Class ParsedFooterCache<T>

java.lang.Object
org.elasticsearch.xpack.esql.datasources.cache.ParsedFooterCache<T>
Type Parameters:
T - the parsed metadata type held by this cache (e.g. ParquetMetadata).

public final class ParsedFooterCache<T> extends Object
JVM-wide cache for parsed file metadata (e.g. Parquet ParquetMetadata, ORC OrcTail). Sits at the same architectural layer as FooterByteCache but stores the result of the format-specific footer parse rather than its raw bytes, so the (typically Thrift/protobuf) deserialization runs at most once per (path, fileLength) key across:
  • concurrent splits of the same file taken by N producer threads;
  • back-to-back queries against the same file within the access TTL.

Why parsed metadata and not just raw bytes

FooterByteCache eliminates redundant tail-byte reads from object storage, but the parse still runs every time a reader is opened: N producers fanning out over a wide file each pay the full deserialization cost, even though the cached bytes are identical. Caching the parsed result collapses that into a single deserialization. FooterByteCache stays in place because it also serves opportunistic partial-tail reads (page indexes, dictionary tails) that are not full-footer parses, and because format readers fall back to byte reads on a cold cache.

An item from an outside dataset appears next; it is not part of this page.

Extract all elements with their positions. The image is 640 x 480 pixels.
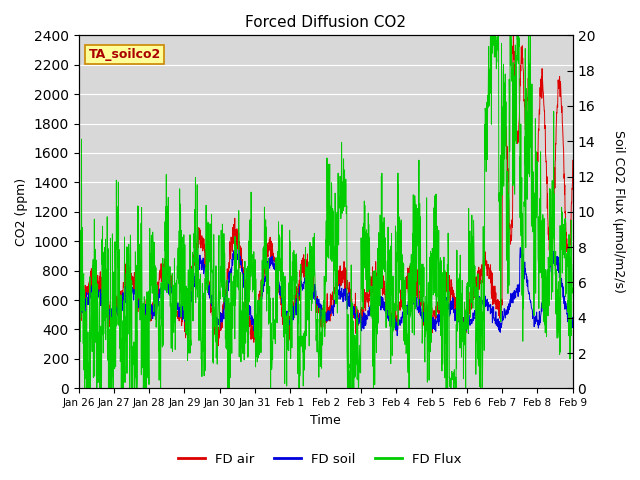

Sharing keys with FooterByteCache

The cache is keyed by FooterByteCache.Key ((path, fileLength)) so that the same key construction logic used to hit the byte cache also hits this cache; both caches stay aligned without an extra key type. Per-format singletons (one for Parquet, one for ORC, etc.) keep the value type concrete and the cache's ownership unambiguous.

Lifecycle

  • Created as a singleton per format reader; no SPI plumbing is required to share entries across producers since every code path that needs a parsed footer already constructs a FooterByteCache.Key via the storage-object adapter.
  • Access-based TTL — sourced from FooterByteCache.EXPIRE_AFTER_ACCESS_SECONDS so the two caches age out together; covers a single query's fan-out (where concurrent splits keep the entry alive) while ensuring that file modifications between queries trigger a fresh parse.
  • Count-based LRU eviction — parsed metadata structures (e.g. Parquet ParquetMetadata or ORC OrcTail) do not expose a cheap byte size, so the cache caps the number of entries rather than total bytes. Worst-case heap budget: a single parsed footer for an extreme file (e.g. 100 columns × 200 row groups → ~20k column-chunk entries) can occupy ~10–20 MiB of heap. With DEFAULT_MAX_ENTRIES = 32<T> the absolute worst case is in the hundreds of MiB if every cached entry is for such an extreme file and all live concurrently inside the TTL window. Typical workloads (≤10 columns, ≤50 row groups, ≈200 KiB per entry) sit at a few MiB total. Adding a real weigher would require an estimator pass over the parsed structure on every put — not implemented here, but tracked for follow-up if heap pressure shows up in production. Note that the byte and parsed caches evict independently — TTL alignment keeps them timing-consistent but does not synchronize eviction events.

Cached values must be treated as immutable by all callers — callers that need to derive a filtered view (e.g. only the row groups for a specific byte range) should build a new value from the cached one rather than mutating the cached structure.